Iran hangs Obama in effigy even as it negotiates nuclear deal with US

Just weeks before Secretary of State John Kerry held new nuclear talks with Iran’s foreign minister in Geneva, Iranians were hanging Kerry's boss in effigy at a huge Tehran-sponsored rally marking the Islamic Revolution’s 36th anniversary, an event that critics say underscores the absurdity of the ongoing diplomatic effort.

The U.S. and Iran are trying to reach a final nuclear agreement by a March 31 deadline against a backdrop of ongoing anti-American hatred in the Islamic republic. Photos posted by the Middle East Media Research Institute this week show Iranians marching in front of a display depicting President Obama hanging from a gallows and carrying signs of Kerry, portrayed as a devious fox.

“The Iranians on the one hand want to get as many concessions as they can from America during the nuclear talks but on the other hand they are not ready to give up their anti-Americanism.”

— Ali Alfoneh, Foundation for Defense of Democracies

Hundreds of thousands of Iranians took part in the Feb. 11 Revolution Day, which commemorates the 1979 overthrow of the U.S.-assisted Shah of Iran. The Iranians, as they have in past, chanted, “Death to America” and “Death to Israel.” They also burned and trampled an American flag.

MEMRI said other photos from the rally show Iranians waving posters of Obama looking like Pinocchio.

The U.S. and other superpowers want to stop Iran from developing a nuclear bomb. Iran says its nuclear intentions are peaceful, a claim that experts dismiss.

“The Iranians on the one hand want to get as many concessions as they can from America during the nuclear talks but on the other hand they are not ready to give up their anti-Americanism,” said Ali Alfoneh, a senior fellow with the Foundation for Defense of Democracies in Washington.

Alfoneh said Iran’s 'anti-Americanism' gives the country some degree of legitimacy in the Muslim world.

“They’re using their hatred of America and their promotion of hatred of America to take over the mantel of leadership in the Muslim world,” he said.

“This of course to me shows that even if a nuclear deal is reached between Iran and the U.S. it does not necessarily mean that Iran is going to change its ideological fundamental line against the U.S.”

The Iran expert said the Feb. 11 rally doesn’t necessarily mean Iran doesn’t want a nuclear deal.

“But what they are demonstrating is that if there is a deal they are not going to change their view of the U.S. as an enemy,” Alfoneh said.

Another Iran expert, Ilan Berman, vice president of the American Foreign Policy Council, said the Revolution Day footage indicates that Iran still views the U.S. as the main enemy.

“And that is not going to change even if we make a deal,” Berman said.

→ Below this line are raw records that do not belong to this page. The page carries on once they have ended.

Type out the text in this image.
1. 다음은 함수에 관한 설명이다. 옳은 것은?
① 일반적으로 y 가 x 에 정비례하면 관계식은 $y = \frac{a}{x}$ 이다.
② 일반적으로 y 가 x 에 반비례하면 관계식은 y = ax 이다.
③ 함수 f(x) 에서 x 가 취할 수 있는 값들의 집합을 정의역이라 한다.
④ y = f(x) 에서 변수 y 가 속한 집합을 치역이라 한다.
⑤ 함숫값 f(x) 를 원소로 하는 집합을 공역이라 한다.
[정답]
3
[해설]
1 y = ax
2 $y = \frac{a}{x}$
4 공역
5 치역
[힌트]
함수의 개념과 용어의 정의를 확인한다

He said the problem for the White House is the expectation that a deal on the nuclear front will lead to a broader reconciliation with Iran, which is not going to happen.

“What you have is an unreconstructed revolutionary regime and they’re not interested in relations with the U.S. in a long-term, meaningful way,” Berman said.

For months now, the U.S. and the world’s other superpowers have been trying to hammer out a deal with Iran that would freeze the Islamic republic’s nuclear program for a period of time. In exchange the U.S. would lift billions of dollars in sanctions that have damaged Iran’s economy. Last weekend Kerry flew to Geneva to join the negotiations and then on Tuesday went to Capitol Hill to make his case for a deal with Congress.

Also Tuesday an Iranian opposition group urged inspection of an "underground top-secret site" outside Tehran that it said was being used to enrich uranium intended for nuclear weapons beyond the detection of U.N. inspectors.

MEMRI said the day before Iran’s Revolution Day, the Facebook page of Iran’s Supreme Leader Ali Khamenei called on Iranians to participate to show the U.S. that sanctions had not harmed the country.

"A U.S. official said that sanctions have trapped Iranians; On (Feb. 11) they will receive a decisive answer, God willing," Khamenei said in his call-to-action poster.

MEMRI reported that at a Revolution Day event in Kermanshah, Basij commander Mohammad Reza Naqdi called the U.S. and the other superpowers at the nuclear talks -- Britain, France, Russia, China and Germany, the 5 + 1 coalition -- “a coalition against humanity and against Islam.”

“The enemies always fear Islam and the progress of the Iranian nation, but do not (openly) say so,” Naqdi said. “Iran’s significant regional and global role has put an end to their exclusive hegemony.”

MEMRI also found a sermon Assembly of Experts member Ahmad Khatami gave on Feb. 13 in which he said that “this year’s processions" produced two new slogans: "‘No to sanctions an no to humiliation, (yes to) dignified negotiations,’ and ‘(our) response to all the (American ) options on the table is: death to American that opposes Islam.’”

He added, "So the Iranian people's hatred for America grows from year to year."